GitHub user Sxnan created a discussion: Support Fine-Grain Durable Execution
## Motivation
### Async Execution
Flink Agents currently supports async execution for Python Actions. With
`execute_async`, Actions can submit functions to a thread pool when handling
high-latency I/O, allowing the operator to yield execution. This enables
non-blocking progress within the same key sequence and parallel execution
across multiple Actions.

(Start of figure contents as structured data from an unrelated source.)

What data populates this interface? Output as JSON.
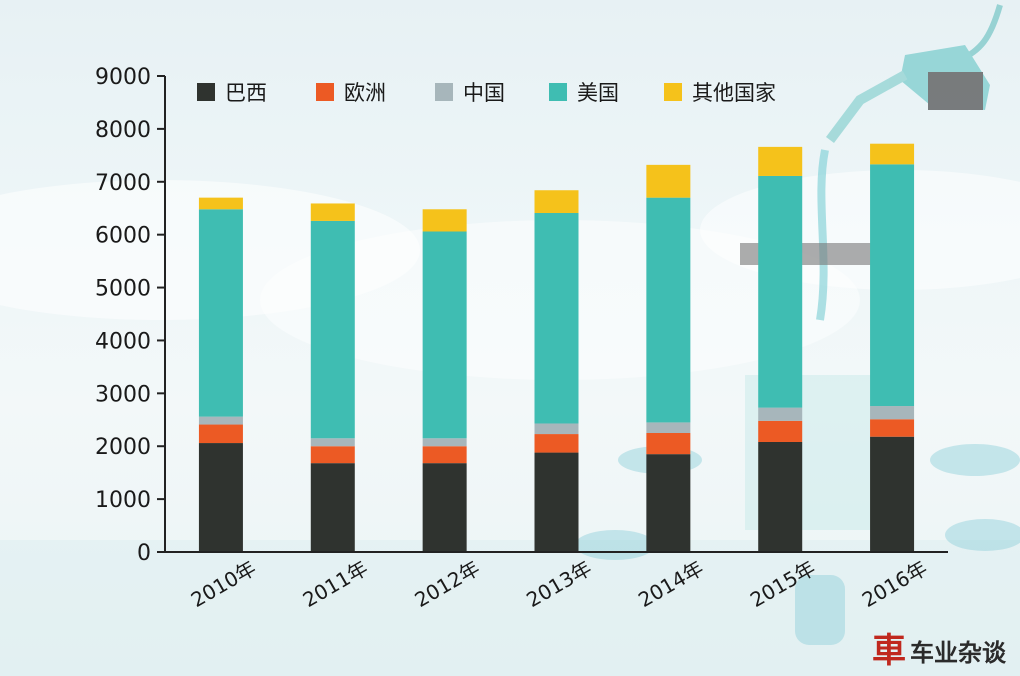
{
  "chart_data": {
    "type": "bar",
    "stacked": true,
    "categories": [
      "2010年",
      "2011年",
      "2012年",
      "2013年",
      "2014年",
      "2015年",
      "2016年"
    ],
    "series": [
      {
        "name": "巴西",
        "color": "#2f332f",
        "values": [
          2060,
          1680,
          1680,
          1880,
          1850,
          2080,
          2180
        ]
      },
      {
        "name": "欧洲",
        "color": "#ec5a24",
        "values": [
          350,
          320,
          320,
          350,
          400,
          400,
          330
        ]
      },
      {
        "name": "中国",
        "color": "#a7b6bb",
        "values": [
          150,
          150,
          150,
          200,
          200,
          250,
          250
        ]
      },
      {
        "name": "美国",
        "color": "#3fbdb2",
        "values": [
          3920,
          4110,
          3910,
          3980,
          4250,
          4380,
          4570
        ]
      },
      {
        "name": "其他国家",
        "color": "#f5c21b",
        "values": [
          220,
          330,
          420,
          430,
          620,
          550,
          390
        ]
      }
    ],
    "y_ticks": [
      "9000",
      "8000",
      "7000",
      "6000",
      "5000",
      "4000",
      "3000",
      "2000",
      "1000",
      "0"
    ],
    "ylim": [
      0,
      9000
    ],
    "legend_position": "top-left",
    "grid": false
  },
  "watermark": {
    "logo": "車",
    "text": "车业杂谈"
  }
}
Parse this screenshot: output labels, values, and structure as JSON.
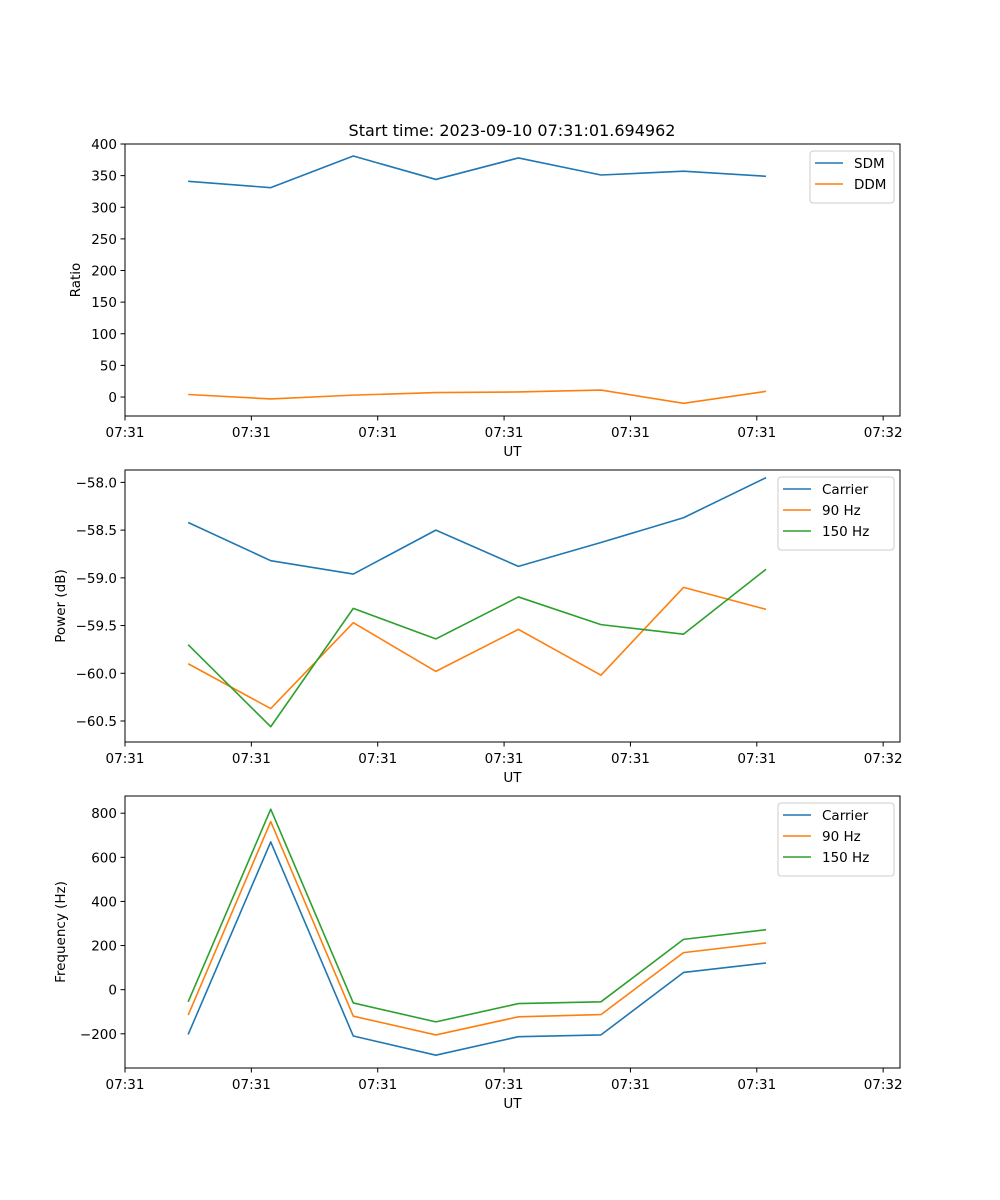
{
  "title": "Start time: 2023-09-10 07:31:01.694962",
  "chart_data": [
    {
      "type": "line",
      "title": "Start time: 2023-09-10 07:31:01.694962",
      "xlabel": "UT",
      "ylabel": "Ratio",
      "xlim": [
        0,
        9.2
      ],
      "ylim": [
        -30,
        400
      ],
      "x_ticks": [
        0.0,
        1.5,
        3.0,
        4.5,
        6.0,
        7.5,
        9.0
      ],
      "x_tick_labels": [
        "07:31",
        "07:31",
        "07:31",
        "07:31",
        "07:31",
        "07:31",
        "07:32"
      ],
      "y_ticks": [
        0,
        50,
        100,
        150,
        200,
        250,
        300,
        350,
        400
      ],
      "y_tick_labels": [
        "0",
        "50",
        "100",
        "150",
        "200",
        "250",
        "300",
        "350",
        "400"
      ],
      "x": [
        0.75,
        1.73,
        2.71,
        3.69,
        4.67,
        5.65,
        6.63,
        7.61
      ],
      "legend": "top-right",
      "series": [
        {
          "name": "SDM",
          "color": "#1f77b4",
          "values": [
            341,
            331,
            381,
            344,
            378,
            351,
            357,
            349
          ]
        },
        {
          "name": "DDM",
          "color": "#ff7f0e",
          "values": [
            4,
            -3,
            3,
            7,
            8,
            11,
            -10,
            9
          ]
        }
      ]
    },
    {
      "type": "line",
      "title": "",
      "xlabel": "UT",
      "ylabel": "Power (dB)",
      "xlim": [
        0,
        9.2
      ],
      "ylim": [
        -60.72,
        -57.87
      ],
      "x_ticks": [
        0.0,
        1.5,
        3.0,
        4.5,
        6.0,
        7.5,
        9.0
      ],
      "x_tick_labels": [
        "07:31",
        "07:31",
        "07:31",
        "07:31",
        "07:31",
        "07:31",
        "07:32"
      ],
      "y_ticks": [
        -60.5,
        -60.0,
        -59.5,
        -59.0,
        -58.5,
        -58.0
      ],
      "y_tick_labels": [
        "−60.5",
        "−60.0",
        "−59.5",
        "−59.0",
        "−58.5",
        "−58.0"
      ],
      "x": [
        0.75,
        1.73,
        2.71,
        3.69,
        4.67,
        5.65,
        6.63,
        7.61
      ],
      "legend": "top-right",
      "series": [
        {
          "name": "Carrier",
          "color": "#1f77b4",
          "values": [
            -58.42,
            -58.82,
            -58.96,
            -58.5,
            -58.88,
            -58.63,
            -58.37,
            -57.95
          ]
        },
        {
          "name": "90 Hz",
          "color": "#ff7f0e",
          "values": [
            -59.9,
            -60.37,
            -59.47,
            -59.98,
            -59.54,
            -60.02,
            -59.1,
            -59.33
          ]
        },
        {
          "name": "150 Hz",
          "color": "#2ca02c",
          "values": [
            -59.7,
            -60.56,
            -59.32,
            -59.64,
            -59.2,
            -59.49,
            -59.59,
            -58.91
          ]
        }
      ]
    },
    {
      "type": "line",
      "title": "",
      "xlabel": "UT",
      "ylabel": "Frequency (Hz)",
      "xlim": [
        0,
        9.2
      ],
      "ylim": [
        -355,
        878
      ],
      "x_ticks": [
        0.0,
        1.5,
        3.0,
        4.5,
        6.0,
        7.5,
        9.0
      ],
      "x_tick_labels": [
        "07:31",
        "07:31",
        "07:31",
        "07:31",
        "07:31",
        "07:31",
        "07:32"
      ],
      "y_ticks": [
        -200,
        0,
        200,
        400,
        600,
        800
      ],
      "y_tick_labels": [
        "−200",
        "0",
        "200",
        "400",
        "600",
        "800"
      ],
      "x": [
        0.75,
        1.73,
        2.71,
        3.69,
        4.67,
        5.65,
        6.63,
        7.61
      ],
      "legend": "top-right",
      "series": [
        {
          "name": "Carrier",
          "color": "#1f77b4",
          "values": [
            -203,
            670,
            -210,
            -297,
            -213,
            -205,
            78,
            121
          ]
        },
        {
          "name": "90 Hz",
          "color": "#ff7f0e",
          "values": [
            -115,
            762,
            -120,
            -205,
            -123,
            -113,
            168,
            212
          ]
        },
        {
          "name": "150 Hz",
          "color": "#2ca02c",
          "values": [
            -55,
            818,
            -60,
            -146,
            -63,
            -55,
            228,
            272
          ]
        }
      ]
    }
  ]
}
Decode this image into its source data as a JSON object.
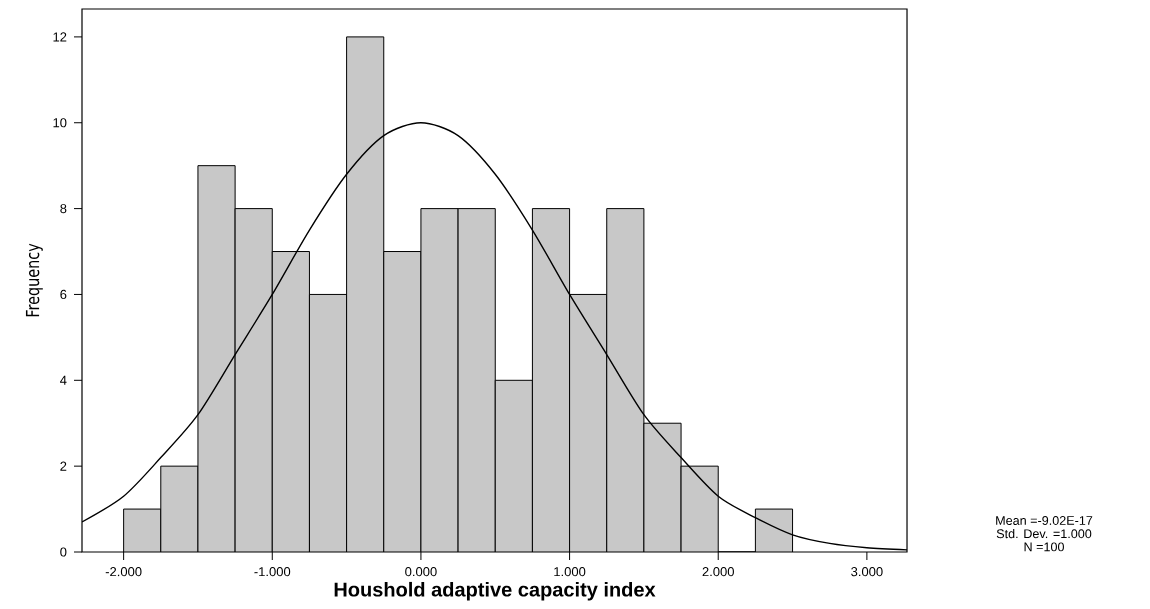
{
  "chart_data": {
    "type": "histogram",
    "xlabel": "Houshold adaptive capacity index",
    "ylabel": "Frequency",
    "bins": [
      -2.0,
      -1.75,
      -1.5,
      -1.25,
      -1.0,
      -0.75,
      -0.5,
      -0.25,
      0.0,
      0.25,
      0.5,
      0.75,
      1.0,
      1.25,
      1.5,
      1.75,
      2.0,
      2.25,
      2.5
    ],
    "values": [
      1,
      2,
      9,
      8,
      7,
      6,
      12,
      7,
      8,
      8,
      4,
      8,
      6,
      8,
      3,
      2,
      0,
      1
    ],
    "color": "#c8c8c8",
    "series": [
      {
        "type": "line",
        "color": "#000000",
        "x": [
          -2.28,
          -2.0,
          -1.75,
          -1.5,
          -1.25,
          -1.0,
          -0.75,
          -0.5,
          -0.25,
          0.0,
          0.25,
          0.5,
          0.75,
          1.0,
          1.25,
          1.5,
          1.75,
          2.0,
          2.25,
          2.5,
          2.75,
          3.0,
          3.27
        ],
        "values": [
          0.7,
          1.3,
          2.2,
          3.2,
          4.6,
          6.0,
          7.5,
          8.8,
          9.7,
          10.0,
          9.7,
          8.8,
          7.5,
          6.0,
          4.6,
          3.2,
          2.2,
          1.3,
          0.8,
          0.4,
          0.2,
          0.1,
          0.05
        ]
      }
    ],
    "xlim": [
      -2.28,
      3.27
    ],
    "ylim": [
      0,
      12.65
    ],
    "xticks": [
      {
        "value": -2,
        "label": "-2.000"
      },
      {
        "value": -1,
        "label": "-1.000"
      },
      {
        "value": 0,
        "label": "0.000"
      },
      {
        "value": 1,
        "label": "1.000"
      },
      {
        "value": 2,
        "label": "2.000"
      },
      {
        "value": 3,
        "label": "3.000"
      }
    ],
    "yticks": [
      0,
      2,
      4,
      6,
      8,
      10,
      12
    ],
    "annotations": [
      "Mean =-9.02E-17",
      "Std. Dev. =1.000",
      "N =100"
    ]
  }
}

The current Python async execution API is as follows:
```python
class RunnerContext(ABC):
@abstractmethod
def execute_async(self, func: Callable[[Any], Any], *args: Tuple[Any, ...],
**kwargs: Dict[str, Any]) -> Any:
"""Asynchronously execute the provided function. Access to memory is
prohibited within the function.
Parameters
----------
func : Callable
The function need to be asynchronously processing.
*args : tuple
Positional arguments to pass to the function.
**kwargs : dict
Keyword arguments to pass to the function.
Returns:
-------
Any
The result of the function.
"""
```
Through this API, an Action is divided into multiple code blocks (i.e., a
single function call wrapped by `execute` or `execute_async`); the code block
becomes the minimum granularity for Action execution and scheduling.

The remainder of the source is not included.